Library Coq.QArith.QArith_base


Require Export ZArith_base.
Require Export ZArithRing.
Require Export Morphisms Setoid Bool.

Definition of Q and basic properties

Rationals are pairs of Z and positive numbers.

Record Q : Set := Qmake {Qnum : Z; Qden : positive}.

Delimit Scope Q_scope with Q.
Open Scope Q_scope.
Ltac simpl_mult := rewrite ?Pos2Z.inj_mul.

a#b denotes the fraction a over b.

Notation "a # b" := (Qmake a b) (at level 55, no associativity) : Q_scope.

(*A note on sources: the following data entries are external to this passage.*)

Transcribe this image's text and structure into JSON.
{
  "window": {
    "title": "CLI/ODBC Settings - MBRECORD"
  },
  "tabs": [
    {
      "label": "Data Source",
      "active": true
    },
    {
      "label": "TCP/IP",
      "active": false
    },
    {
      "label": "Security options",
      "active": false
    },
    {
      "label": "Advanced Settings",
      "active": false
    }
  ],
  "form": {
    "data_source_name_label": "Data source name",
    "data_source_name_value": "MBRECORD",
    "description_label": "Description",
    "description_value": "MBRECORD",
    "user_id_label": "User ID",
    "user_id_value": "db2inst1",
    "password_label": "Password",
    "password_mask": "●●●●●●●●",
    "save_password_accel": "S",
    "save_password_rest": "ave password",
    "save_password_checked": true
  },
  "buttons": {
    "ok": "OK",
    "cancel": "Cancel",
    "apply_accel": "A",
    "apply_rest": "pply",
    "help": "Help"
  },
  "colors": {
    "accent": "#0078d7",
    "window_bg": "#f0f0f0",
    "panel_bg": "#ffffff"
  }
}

Definition of_decimal (d:Decimal.decimal) : Q :=
  let '(i, f, e) :=
    match d with
    | Decimal.Decimal i f => (i, f, Decimal.Pos Decimal.Nil)
    | Decimal.DecimalExp i f e => (i, f, e)
    end in
  let num := Z.of_int (Decimal.app_int i f) in
  let e := Z.sub (Z.of_int e) (Z.of_nat (Decimal.nb_digits f)) in
  match e with
  | Z0 => Qmake num 1
  | Zpos e => Qmake (Pos.iter (Z.mul 10) num e) 1
  | Zneg e => Qmake num (Pos.iter (Pos.mul 10) 1%positive e)
  end.

Definition to_decimal (q:Q) : option Decimal.decimal :=
  let num := Z.to_int (Qnum q) in
  let (den, e_den) := Decimal.nztail (Pos.to_uint (Qden q)) in
  match den with
  | Decimal.D1 Decimal.Nil =>
    match Z.of_nat e_den with
    | Z0 => Some (Decimal.Decimal num Decimal.Nil)
    | e => Some (Decimal.DecimalExp num Decimal.Nil (Z.to_int (Z.opp e)))
    end
  | _ => None
  end.


Definition inject_Z (x : Z) := Qmake x 1.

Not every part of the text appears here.